Q: Does Sugarbug help with engineer onboarding? A: Yes. Sugarbug builds a living knowledge graph across your Linear, GitHub, Slack, and Notion accounts, so new engineers can search across every tool for past decisions, context on why features were built, and who to ask about what – without interrupting anyone.
Q: What is connected context in engineering onboarding? A: Connected context means linking information across tools so a new hire can trace a decision from the Linear issue through the GitHub PR to the Slack thread where the team debated the approach. When that chain is searchable, ramp-up time drops because the new hire can self-serve answers instead of interrupting colleagues.
Q: Why don't traditional onboarding wikis work for engineers? A: Wikis capture what someone thought was worth writing down – architecture overviews, setup guides, coding standards.

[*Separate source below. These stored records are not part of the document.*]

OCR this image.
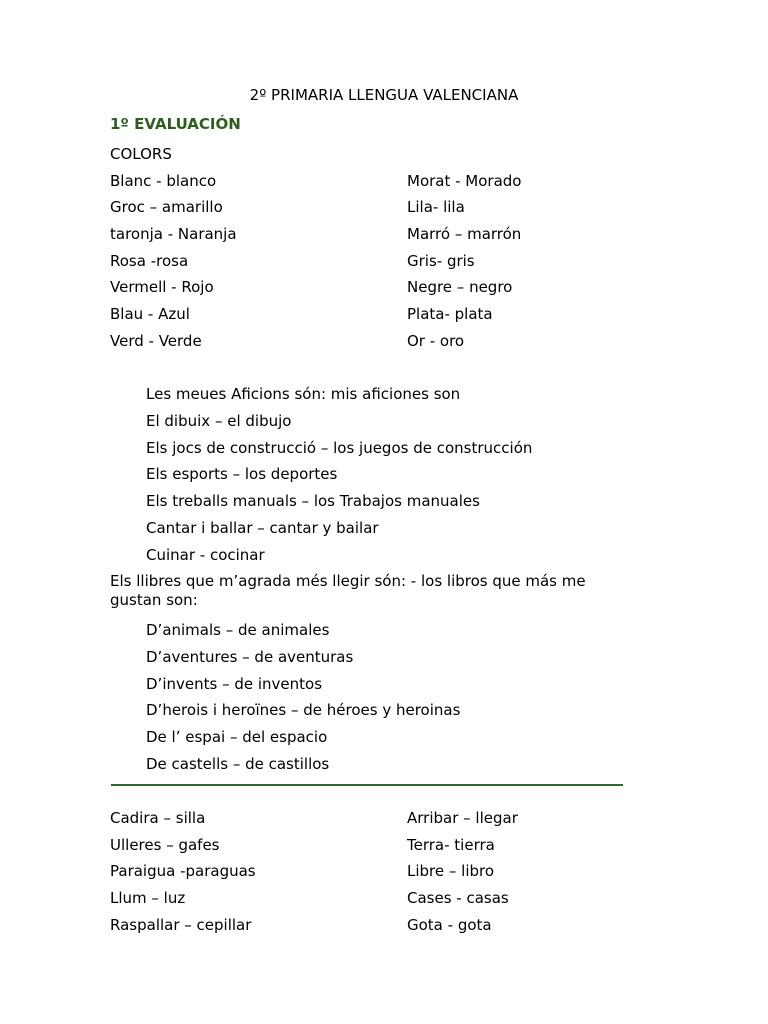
2º PRIMARIA LLENGUA VALENCIANA
1º EVALUACIÓN
COLORS
Blanc - blanco
Groc – amarillo
taronja - Naranja
Rosa -rosa
Vermell - Rojo
Blau - Azul
Verd - Verde
Morat - Morado
Lila- lila
Marró – marrón
Gris- gris
Negre – negro
Plata- plata
Or - oro
Les meues Aficions són: mis aficiones son
El dibuix – el dibujo
Els jocs de construcció – los juegos de construcción
Els esports – los deportes
Els treballs manuals – los Trabajos manuales
Cantar i ballar – cantar y bailar
Cuinar - cocinar
Els llibres que m’agrada més llegir són: - los libros que más me gustan son:
D’animals – de animales
D’aventures – de aventuras
D’invents – de inventos
D’herois i heroïnes – de héroes y heroinas
De l’ espai – del espacio
De castells – de castillos
Cadira – silla
Ulleres – gafes
Paraigua -paraguas
Llum – luz
Raspallar – cepillar
Arribar – llegar
Terra- tierra
Libre – libro
Cases - casas
Gota - gota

The real ramp-up bottleneck is the messy, contextual stuff that lives in Slack threads, PR comments, and Linear issues. Why was this built this way? Who made that call? That context is already captured in your tools – the problem is finding it, not writing it.
Q: Does Sugarbug integrate with GitHub and Linear for onboarding? A: Yes. Sugarbug connects to GitHub, Linear, Slack, Notion, Figma, and Google Calendar via API, indexing conversations, issues, PRs, and documents into a searchable knowledge graph that new engineers can query from day one.